Этот тезис можно проиллюстрировать тем, что, когда мы доходим до следствий метафоры, они не определяются в качестве аллегории, но скорее указываются в общем виде как нарратив: «Если „самость“, в принципе, не может быть привилегированной категорией, то из любой теории метафоры вытекает теория повествования, центром которой будет вопрос о референциальном значении» (AR 188, 222). Метафорический акт конститутивно включает в себя забвение или вытеснение самого себя: понятия, порожденные метафорой, одновременно скрывают свое происхождение и инсценируют себя в качестве истинных или референциальных; они заявляют претензию на то, что являются буквальным языком. Следовательно, метафорическое и буквальное идут рука об руку, по крайней мере пока они выступают неизбежными родственными моментами одного и того же процесса. Этот процесс порождает в таком случае разные иллюзии, из которых упоминания заслуживает эвдемоническая иллюзия (удовольствие и боль) (вскоре мы к ней вернемся), а также понятие практического или полезного («Про- или регресс от любви к экономической зависимости — это постоянная характеристика всех нравственных или общественных систем, обоснованных авторитетом неоспоримых метафорических систем» [AR 239, 283]).
Но на следующей стадии процесса, то есть стадии самого нарратива, как догадается любой, хотя бы поверхностно, по средствам массовой информации, знакомый с «деконструкцией», должно каким-то образом осуществляться «упразднение» этого первого иллюзорного момента. Сложности возникают, когда мы приближаемся к конкретным вариантам этого упразднения, а также когда пытаемся разобраться с очевидным желанием де Мана — которому он тоже сопротивляется — выработать некую новую типологию и заложить «семиотическую» теорию того именно рода, который он неустанно разоблачал в предшествующих главах «Аллегорий чтения».
Если такая «теория» существует (то есть если она не сводится к полезной транспортабельной оппозиции), то она состоит в полагании двух разных моментов деконструктивного нарратива: второй следует за первым и включает его в себя на более высоком диалектическом уровне сложности.
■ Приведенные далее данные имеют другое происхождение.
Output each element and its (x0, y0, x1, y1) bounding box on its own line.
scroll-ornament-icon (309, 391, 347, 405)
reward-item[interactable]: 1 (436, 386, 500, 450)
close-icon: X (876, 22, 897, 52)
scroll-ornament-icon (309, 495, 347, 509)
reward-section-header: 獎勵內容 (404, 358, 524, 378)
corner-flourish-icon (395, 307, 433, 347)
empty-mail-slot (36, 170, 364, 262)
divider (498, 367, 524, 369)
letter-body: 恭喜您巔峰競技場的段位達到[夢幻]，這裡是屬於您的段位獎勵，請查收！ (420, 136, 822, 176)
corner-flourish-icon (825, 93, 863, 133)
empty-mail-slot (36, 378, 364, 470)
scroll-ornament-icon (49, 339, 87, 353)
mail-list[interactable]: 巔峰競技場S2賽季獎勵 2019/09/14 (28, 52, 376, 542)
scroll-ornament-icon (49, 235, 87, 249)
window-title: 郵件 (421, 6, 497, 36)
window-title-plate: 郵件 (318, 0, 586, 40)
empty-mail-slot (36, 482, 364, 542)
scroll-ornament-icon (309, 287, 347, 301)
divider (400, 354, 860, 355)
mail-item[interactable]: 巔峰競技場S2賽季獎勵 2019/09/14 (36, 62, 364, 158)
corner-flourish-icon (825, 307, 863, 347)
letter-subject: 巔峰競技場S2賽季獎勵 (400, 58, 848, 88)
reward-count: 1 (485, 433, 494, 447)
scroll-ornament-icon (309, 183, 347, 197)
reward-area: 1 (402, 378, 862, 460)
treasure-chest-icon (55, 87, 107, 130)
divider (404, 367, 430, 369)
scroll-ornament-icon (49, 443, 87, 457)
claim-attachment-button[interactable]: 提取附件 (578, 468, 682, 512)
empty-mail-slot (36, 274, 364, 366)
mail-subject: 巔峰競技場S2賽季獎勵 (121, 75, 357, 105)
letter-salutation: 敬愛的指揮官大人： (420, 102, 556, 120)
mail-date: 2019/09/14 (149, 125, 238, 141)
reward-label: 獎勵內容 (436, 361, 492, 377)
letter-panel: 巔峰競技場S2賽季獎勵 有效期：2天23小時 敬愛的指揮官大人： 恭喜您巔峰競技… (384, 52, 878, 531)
Сперва упраздняется первичная метафора — она подрывается, как только она была положена, неким глубоким подозрением к этому конкретному языковому акту. Однако во второй момент само это подозрение выплескивается на первый и обобщается: то, что на первом этапе было просто обостренным сомнением относительно жизнеспособности данного частного сходства или данного конкретного понятия, то есть сомнением касательно речи и говорения, теперь становится более глубоким скепсисом касательно языка вообще, языкового процесса и того, что де Ман называет «чтением», причем этот термин полезен тем, что исключает общие идеи о Языке вообще:
Парадигма всех текстов состоит из фигуры (или системы фигур) и ее деконструкции. Но поскольку эту модель невозможно завершить окончательным прочтением, она, в свою очередь, порождает дополнительное наложение фигур, повествующее о невозможности прочитать первичное повествование. В отличие от первичных деконструктивных повествований, в центре которых — фигуры, и в первую очередь метафора, мы можем назвать такие повествования во второй (или в третьей) степени аллегориями. Аллегорические повествования рассказывают историю о неудаче в чтении, тогда как такие тропологические повествования, как «Второе рассуждение», рассказывают историю о неудаче в именовании. Различие заключается только в степени, и аллегория не стирает фигуру. Аллегории — всегда аллегории метафоры, и как таковые они всегда представляют собой аллегории невозможности прочтения (и в этом предложении форму родительного падежа тоже следует «читать» как метафору) (AR 205, 243).